L’Église orthodoxe, tout en préservant la stabilité de son ecclésiologie traditionnelle et le


respect des dogmes fondateurs du christianisme - et justement pour appliquer leur
enseignement - est également présente dans le monde moderne. Depuis qu’elle est redevenue
libre après la chute du communisme en Europe, elle s’implique de plus en plus dans les
œuvres sociales, notamment vis-à-vis des plus démunis (à l’Est comme à l’Ouest), et
intervient avec force auprès de plus hautes instances nationales et internationales dans les
débats majeurs concernant la paix, l’écologie et la bioéthique, par des prises de position
appréciées, respectées et souvent appliquées.

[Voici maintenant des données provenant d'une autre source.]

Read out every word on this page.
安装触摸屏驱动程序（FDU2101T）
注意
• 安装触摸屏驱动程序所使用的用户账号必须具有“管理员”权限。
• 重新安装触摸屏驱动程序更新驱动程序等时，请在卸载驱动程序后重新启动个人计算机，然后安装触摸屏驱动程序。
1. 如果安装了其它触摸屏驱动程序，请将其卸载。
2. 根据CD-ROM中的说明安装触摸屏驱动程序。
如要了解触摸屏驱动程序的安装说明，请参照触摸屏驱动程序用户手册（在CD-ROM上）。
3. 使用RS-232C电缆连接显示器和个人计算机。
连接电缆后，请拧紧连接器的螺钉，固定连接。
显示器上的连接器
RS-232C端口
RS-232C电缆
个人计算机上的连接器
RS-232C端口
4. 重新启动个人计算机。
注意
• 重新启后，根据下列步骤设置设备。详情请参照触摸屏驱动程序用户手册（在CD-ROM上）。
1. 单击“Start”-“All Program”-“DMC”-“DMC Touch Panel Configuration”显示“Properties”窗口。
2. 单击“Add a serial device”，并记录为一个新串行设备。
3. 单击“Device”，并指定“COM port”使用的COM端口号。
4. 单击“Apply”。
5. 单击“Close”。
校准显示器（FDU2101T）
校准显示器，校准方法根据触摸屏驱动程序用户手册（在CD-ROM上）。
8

L’Église orthodoxe ne se confond avec aucun système philosophique, politique ou


économique. Elle annonce le Royaume de Dieu. Les fidèles sont loyaux envers l’État, mais
leur soumission n’est pas servile. Ils dénoncent tout ce qui nuit à la personne et n’ont d’autre
programme à annoncer que l’Évangile lui-même.